Vous avez raison. Nous comptons seize ambassades en Afrique dont dix en Afrique subsaharienne, ce qui est insuffisant. Nous devrions être beaucoup plus présents mais nous avons fait des progrès. Lorsque j’étais ministre des Affaires étrangères, nous avons posé les bases juridiques d’une coopération réelle avec les différentes régions en devenant membre de la Comesa, membre observateur de la Cedeao et parmi les premiers adhérents à la Zone de libre-échange continentale. Il reste du travail pour que le pays reprenne sa place car la Tunisie est presque absente des structures panafricaines.

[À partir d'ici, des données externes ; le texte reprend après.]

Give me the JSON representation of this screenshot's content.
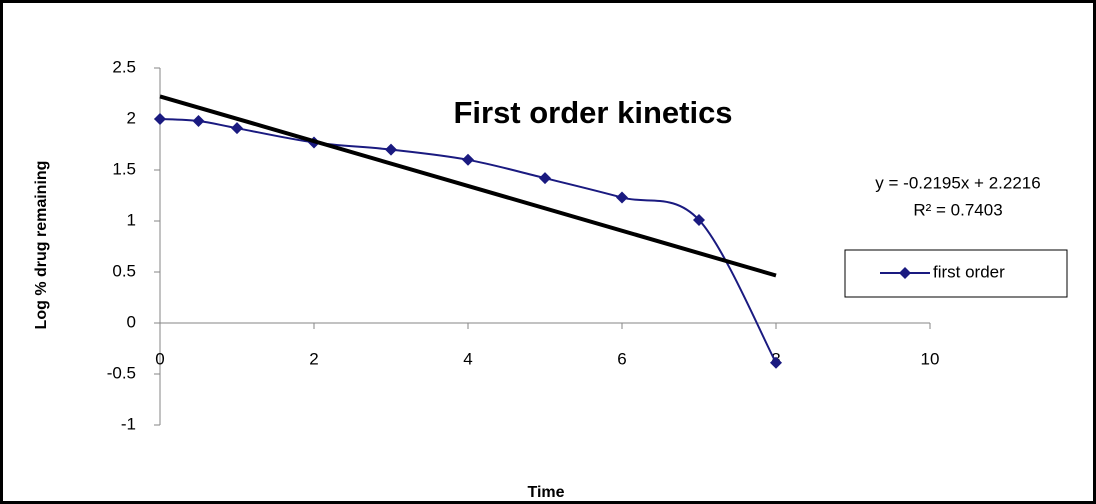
{
  "chart_data": {
    "type": "scatter",
    "title": "First order kinetics",
    "x_label": "Time",
    "y_label": "Log % drug remaining",
    "x": [
      0,
      0.5,
      1,
      2,
      3,
      4,
      5,
      6,
      7,
      8
    ],
    "series": [
      {
        "name": "first order",
        "color": "#1a1a80",
        "values": [
          2,
          1.98,
          1.91,
          1.77,
          1.7,
          1.6,
          1.42,
          1.23,
          1.01,
          -0.39
        ]
      }
    ],
    "trendline": {
      "equation": "y = -0.2195x + 2.2216",
      "r2": "R² = 0.7403",
      "slope": -0.2195,
      "intercept": 2.2216,
      "x": [
        0,
        8
      ],
      "color": "#000000"
    },
    "xlim": [
      0,
      10
    ],
    "xticks": [
      0,
      2,
      4,
      6,
      8,
      10
    ],
    "ylim": [
      -1,
      2.5
    ],
    "yticks": [
      -1,
      -0.5,
      0,
      0.5,
      1,
      1.5,
      2,
      2.5
    ],
    "legend": "right",
    "smooth": true
  }
}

Nous devons redynamiser notre diplomatie économique vers l’Afrique et élargir notre présence à plus de capitales du continent.

Au-delà de cette dimension institutionnelle, ne faut-il pas un travail de pédagogie ? Les élites tunisiennes semblent très éloignées de l’Afrique.

Le secteur privé est très présent en Afrique et est compétitif. Les entreprises tunisiennes sont présentes par l’investissement et le commerce en Côte d’Ivoire, au Sénégal. Au niveau officiel, nous devons lancer davantage d’initiatives qui expriment notre intérêt pour les échanges avec le continent. Nos échanges se nouent encore à 75% avec les pays de l’Union européenne, au détriment de nos relations historiques avec nos voisins africains. Quand j’ai travaillé avec l’ancien Président Essebsi, nous avons essayé de redonner progressivement de la place aux échanges avec le continent en multipliant les visites officielles, mais il nous faut être plus visibles. Le chef de l’État devra se déplacer et faire connaître l’expérience tunisienne. Le pays peut être un pont entre l’Afrique et l’Europe, ce que notre Think Tank souhaite démontrer.